The foyer was dominated by the concessions counter which stretched across its breadth. There were eight transaction points, each with its own till nestled amid a confusion of popcorn dispensers, hotdog grills and cardboard display signs offering kids’ boxes tied to the latest blockbuster. Above each transaction point was a widescreen LCD which displayed the films on offer, their age classification, when they were on, how long we had until they started and how many seats were left in each auditorium. At regular intervals the screen would switch to display a trailer, an advert for mechanically recovered meat or just to tell you what a good time you were having at the Voyage chain of cinemas. That evening there was only one transaction point open, and a queue of approximately fifteen stood waiting to be served. We joined the queue behind a well-dressed middle-aged woman out with four girls aged between nine and eleven. It didn’t bother Lesley and me – if you learn one thing as a copper, it’s how to wait.
The follow-up investigation revealed that the single member of staff manning the transaction point that shift was a twenty-three-year-old Sri Lankan refugee named Sadun Ranatunga, one of four people staffing the Leicester Square Voyage that evening. At the time of the incident, two were cleaning out screens one and three in preparation for the next showing, one was on duty to take tickets and the last was dealing with a particularly unpleasant spillage in the gents.
Because Mr Ranatunga was selling both tickets and popcorn, it took him at least fifteen minutes to wear down the queue to the point where the woman in front of us began to get her hopes up. Her accompanying children, who up till then had been amusing themselves elsewhere, flocked back to the queue so they could get their bid for sweets in early. She was impressively firm, making it clear that the ration was to be one drink and one serving of popcorn or a packet of sweets – no exception, and I don’t care what Priscilla’s mother let you have when she took you out. No you can’t have nachos, what are nachos, anyway? Behave, or you won’t get anything.
The tipping point came, according to Charing Cross CID, when the couple next in line asked for a concessionary price. The couple, who were identified as Nicola Fabroni and Eugenio Turco, a pair of heroin addicts from Naples who had come to London to dry out, had leaflets from the Piccadilly English Language School which they claimed made them bona fide students. As recently as the week before Mr Ranatunga would have just let it slide, but that afternoon his manager had informed him that Head Office had decreed that Leicester Square Voyage had been selling far too many concessionary tickets, and that in future staff should decline any request that seemed suspect. In compliance with this directive, Mr Ranatunga regretfully informed Turco and Fabroni that they would have to pay full price. This did not go down well with the couple, who had budgeted their evening on the basis that they could lig into the cinema. They remonstrated with Mr Ranatunga who was adamant in his refusal, but since both parties were doing this in their second language, it used up valuable time. Finally, and with ill grace, Turco and Fabroni paid the full price with a pair of grubby five-pound notes and a handful of ten-pence pieces.
Apparently, Lesley had kept her copper’s eye on the Italians right from the start while I – easily distracted, remember – had been wondering whether I could sneak Lesley back to my room at the Folly. That’s why it came as a bit of a surprise when the respectable middle-class woman in the good coat standing in front of us lunged across the counter and tried to strangle Mr Ranatunga to death.

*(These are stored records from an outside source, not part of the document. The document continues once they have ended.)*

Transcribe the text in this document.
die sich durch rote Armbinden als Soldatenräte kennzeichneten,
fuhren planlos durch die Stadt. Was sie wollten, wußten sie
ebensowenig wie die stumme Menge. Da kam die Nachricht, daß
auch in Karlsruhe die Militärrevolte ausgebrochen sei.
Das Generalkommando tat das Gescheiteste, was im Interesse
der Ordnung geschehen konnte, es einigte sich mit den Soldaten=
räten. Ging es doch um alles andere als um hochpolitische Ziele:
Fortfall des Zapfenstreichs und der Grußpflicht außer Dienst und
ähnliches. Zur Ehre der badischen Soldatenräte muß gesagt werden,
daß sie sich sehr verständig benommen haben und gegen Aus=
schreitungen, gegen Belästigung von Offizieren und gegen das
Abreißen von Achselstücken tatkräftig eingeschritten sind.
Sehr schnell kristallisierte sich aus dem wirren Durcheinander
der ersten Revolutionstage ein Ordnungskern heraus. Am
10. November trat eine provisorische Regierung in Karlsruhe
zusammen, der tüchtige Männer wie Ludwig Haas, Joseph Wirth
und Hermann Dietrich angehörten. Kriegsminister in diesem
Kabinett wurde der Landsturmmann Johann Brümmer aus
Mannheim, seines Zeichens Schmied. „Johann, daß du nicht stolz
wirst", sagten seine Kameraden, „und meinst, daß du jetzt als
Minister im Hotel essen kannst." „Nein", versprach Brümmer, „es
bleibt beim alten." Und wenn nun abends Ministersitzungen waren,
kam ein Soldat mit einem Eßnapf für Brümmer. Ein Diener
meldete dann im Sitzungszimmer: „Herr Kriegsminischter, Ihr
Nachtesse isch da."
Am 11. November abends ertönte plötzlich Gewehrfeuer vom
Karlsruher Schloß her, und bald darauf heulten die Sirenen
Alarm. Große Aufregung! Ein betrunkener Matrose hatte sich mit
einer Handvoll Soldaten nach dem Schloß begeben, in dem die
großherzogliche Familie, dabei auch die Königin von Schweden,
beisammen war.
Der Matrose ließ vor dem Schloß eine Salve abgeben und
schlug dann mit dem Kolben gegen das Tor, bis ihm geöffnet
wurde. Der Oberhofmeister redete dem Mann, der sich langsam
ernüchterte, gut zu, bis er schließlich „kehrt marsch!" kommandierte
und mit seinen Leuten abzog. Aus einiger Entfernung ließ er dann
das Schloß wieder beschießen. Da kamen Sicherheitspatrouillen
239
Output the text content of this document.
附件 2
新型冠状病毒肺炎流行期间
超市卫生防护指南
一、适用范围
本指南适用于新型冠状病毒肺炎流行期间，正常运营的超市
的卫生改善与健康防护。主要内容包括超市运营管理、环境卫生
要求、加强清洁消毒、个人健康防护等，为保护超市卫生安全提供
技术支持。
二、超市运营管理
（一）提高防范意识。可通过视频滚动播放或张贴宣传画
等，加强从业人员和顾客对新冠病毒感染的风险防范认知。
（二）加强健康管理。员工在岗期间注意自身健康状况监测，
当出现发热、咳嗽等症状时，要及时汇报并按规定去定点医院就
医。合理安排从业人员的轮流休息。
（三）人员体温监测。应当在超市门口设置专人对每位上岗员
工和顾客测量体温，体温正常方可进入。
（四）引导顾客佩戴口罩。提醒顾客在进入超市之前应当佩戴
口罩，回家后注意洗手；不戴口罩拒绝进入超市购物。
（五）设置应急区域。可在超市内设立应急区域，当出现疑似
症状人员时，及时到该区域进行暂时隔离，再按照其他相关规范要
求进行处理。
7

Her name was Celia Munroe, resident of Finchley, who had brought her daughters Georgina and Antonia and their two friends Jennifer and Alex to the West End as a special treat. The dispute started when Ms Munroe proffered five Voyager Film Fun vouchers as part payment for the tickets. Mr Ranatunga regretfully indicated that the vouchers were not valid at this particular cinema. Ms Munroe asked why this might be so, but Mr Ranatunga was unable to say, since his management had never bothered to brief him on the promotion in the first place. Ms Munroe expressed her dissatisfaction with a degree of forcefulness which surprised Mr Ranatunga, Lesley and me, and, according to her later statement, Ms Munroe herself.
It was at that point that Lesley and I decided to intervene, but we hadn’t even had time to step forward and ask what the problem was, when Ms Munroe made her move. It happened very quickly, and as is often the case with unexpected events it took us a few moments to register what was going on. Fortunately we were both sufficiently street-seasoned not to freeze, and we each grabbed a shoulder and tried to drag the woman off poor Mr Ranatunga. Her grip on his neck was so strong that Mr Ranatunga was pulled back across the counter as well. By now one of the girls was hysterical and apparently the eldest, Antonia, started beating me across the back with her fists, but I didn’t feel it at the time. Ms Munroe’s lips were drawn back in a rictus of rage, the tendons standing out on her neck and forearms. Mr Ranatunga’s face was darkening, his lips turning blue.